Because it dries out fast, keep the phyllo dough packaged or fully covered until Step 8. Keep the camembert in the fridge until Step 7. (It’s easier to slice when it’s chilled.)
Wash and dry the asparagus. Cut each stalk into thirds, discarding the woody ends, reserving the top two portions to be used in the tart.
Preheat the oven to 375F.
Spray a 9x13 glass casserole dish with nonstick cooking spray. Set aside.
In a large mixing bowl, whisk together the sour cream, egg, thyme, salt, and pepper until smooth. Set aside.
Shred or grate the fresh parmesan. Set aside.
Unwrap the camembert and slice the whole wheel into ¼-inch slices. Set aside.

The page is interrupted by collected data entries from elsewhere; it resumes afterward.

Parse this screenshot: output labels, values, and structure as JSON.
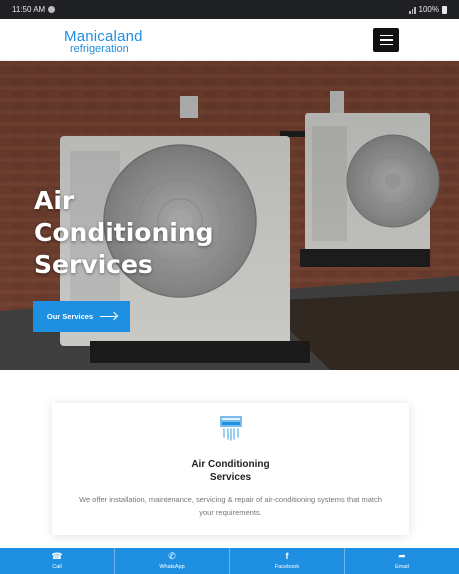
{
  "status_bar": {
    "time": "11:50 AM",
    "battery": "100%"
  },
  "header": {
    "logo_line1": "Manicaland",
    "logo_line2": "refrigeration",
    "menu_icon": "hamburger-icon"
  },
  "hero": {
    "title_line1": "Air",
    "title_line2": "Conditioning",
    "title_line3": "Services",
    "button_label": "Our Services"
  },
  "service_card": {
    "icon": "air-conditioner-icon",
    "title_line1": "Air Conditioning",
    "title_line2": "Services",
    "description": "We offer installation, maintenance, servicing & repair of air-conditioning systems that match your requirements."
  },
  "bottom_bar": {
    "items": [
      {
        "label": "Call",
        "icon": "phone-icon"
      },
      {
        "label": "WhatsApp",
        "icon": "whatsapp-icon"
      },
      {
        "label": "Facebook",
        "icon": "facebook-icon"
      },
      {
        "label": "Email",
        "icon": "email-icon"
      }
    ]
  },
  "colors": {
    "accent": "#1e8fe1",
    "status_bar": "#202124",
    "card_title": "#222222",
    "card_text": "#777777"
  }
}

Melt the butter in a microwave-safe dish. Set aside.
Remove the phyllo dough sheets from the package. Working very quickly, fold them like you might a napkin and begin stacking on the skinny side of the casserole dish. You’re going for a loose, messy, accordion-style, “file folder” appearance. They may begin to slide because of the nonstick spray, but we will straighten them up as we tuck cheese and asparagus into the folds. (See photos above for help.)
Once all the phyllo is arranged in the casserole dish, begin tucking in portions of the asparagus deeply throughout until all of the asparagus is used.
Do the same for slices of the camembert, tucking a slice here and there, between folds, like a bookmark in a book. If the phyllo sheets have slid so that they are laying flat, lift and rearrange. The presence of cheese, asparagus and other sheets of phyllo should help hold these layers up as you build.
Once the dish is filled with phyllo, camembert and asparagus: Use a pastry brush to "paint" the melted butter all over the surface.
Pour the egg and sour cream mixture evenly over the surface, using a bowl scraper to get out as much as can and smooth it over the surface of the folds.
Dust the top with the shredded Parmesan. I measure cheese with my heart, so go with what your heart tells you here.
Bake for about 15 to 20 minutes. A knife in the center should come out clean.
Cool for two minutes, then slice into squares and serve warm. (Though it’s pretty good at room temp, too, honestly.)
For small tastings (3x3-in squares), this will serve about 12. For hearty portions, plan for 6 servings.